By the end of this century, tobacco may kill a billion people or more unless urgent action is taken
Tobacco is a leading cause of preventable death, and is estimated to kill more than five million people each year worldwide. The gap in deaths between the low and middle income countries and the high income countries, is expected to widen further over the next several decades if we do nothing. If the current trends persist, tobacco will kill more than eight million people worldwide each year by 2030, with 80% of these premature deaths in the low and middle income countries.
By the end of this century, tobacco may kill a billion people or more unless urgent action is taken. Within the next two years, around 10 lakh people will die of smoking in India, says one of the most comprehensive studies. India is on the threshold of a tobacco-unleashed epidemic. Smoking increases the level of poisonous carbon monoxide in the lungs. It gets quickly absorbed in the blood, affecting its capacity to carry oxygen. It strains the smoker even more as the heart has to work harder. High levels of carbon monoxide in the blood can impair vision, perception of time and coordination. Smokers are more likely to develop respiratory ailments, thickening of the arteries, blood clots, and cancers of the lung, cervix, larynx, mouth, oesophagus, bladder, pancreas and kidneys. It could also lead to impotence.
Environmental tobacco smoke (also called passive smoke or second-hand smoke) affects people who are frequently around smokers. Second-hand smoking can cause chronic respiratory conditions, cancer and heart disease. It is estimated that around 35,000 non-smokers die of heart diseases each year as a result of exposure to environmental tobacco smoke.
Tobacco consumption is a leading cause of death among Indians aged 30-69 and one million Indians die of smoking-related diseases each year; among all women, 11% (over 54 million women) use some form of tobacco; approximately one in 20 (or 90,000) deaths among women of 35-69 years can be attributed to smoking.

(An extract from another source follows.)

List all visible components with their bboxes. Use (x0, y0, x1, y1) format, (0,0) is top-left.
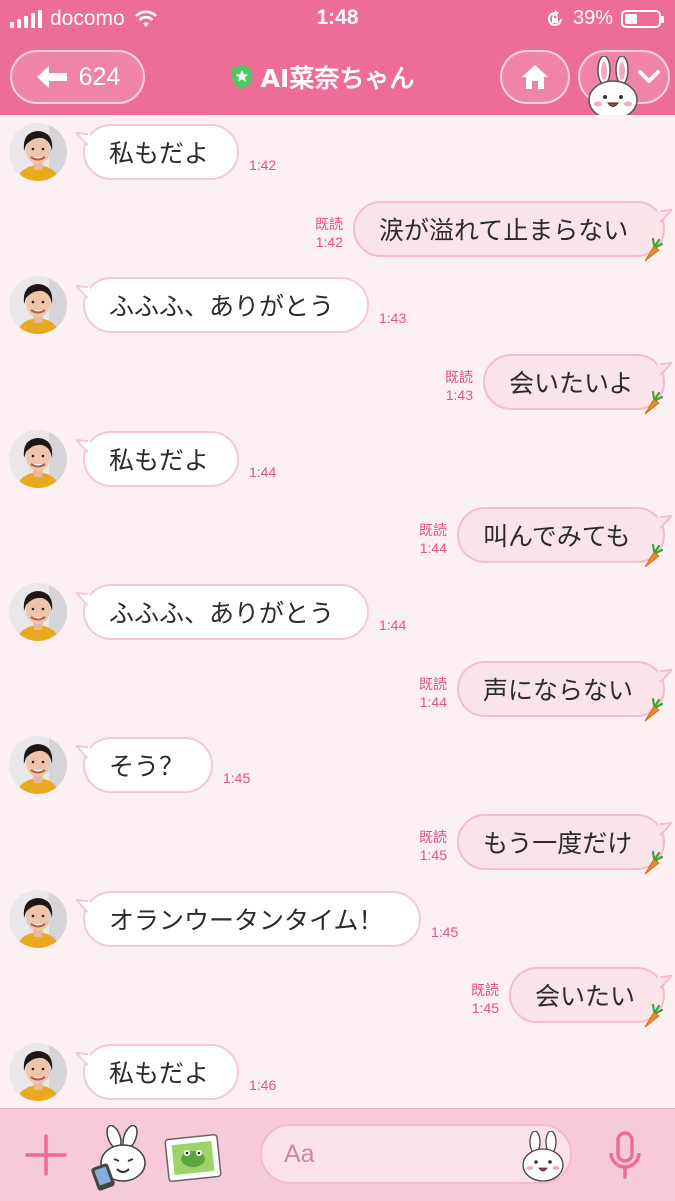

Tobacco products are the only legally available products that can kill up to one half of their regular users if consumed as recommended by the manufacturer.
People, non-governmental organisations and governments unite on World No Tobacco Day (May 31) to draw attention to the health problems that tobacco use can cause. The theme for this year is: “Ban tobacco advertising, promotion and sponsorship.”
The tobacco industry operates as a global force and uses a wide range of methods to buy influence and power, and penetrate markets. Such strategies include direct and indirect political lobbying and campaign contributions, financing of research, attempts to affect the course of the regulatory and policy machinery and engaging in social responsibility initiatives as part of public relations campaigns.
As more and more countries move to fully meet their obligations under the WHO Framework Convention on Tobacco Control (WHO FCTC), the industry’s attempts to undermine the treaty becomes more aggressive. These include weakening public health efforts to ban tobacco advertising, promotion and sponsorship.
There should be an effective surveillance system which should collect information on the prevalence of tobacco use, tobacco-related morbidity and mortality, and policy and programme interventions. It will enhance government capacity to find out the relation between the tobacco and health status of the population. Hence, it will assist in setting public health priorities. There is an urgent need to strengthen research to deal with tobacco control.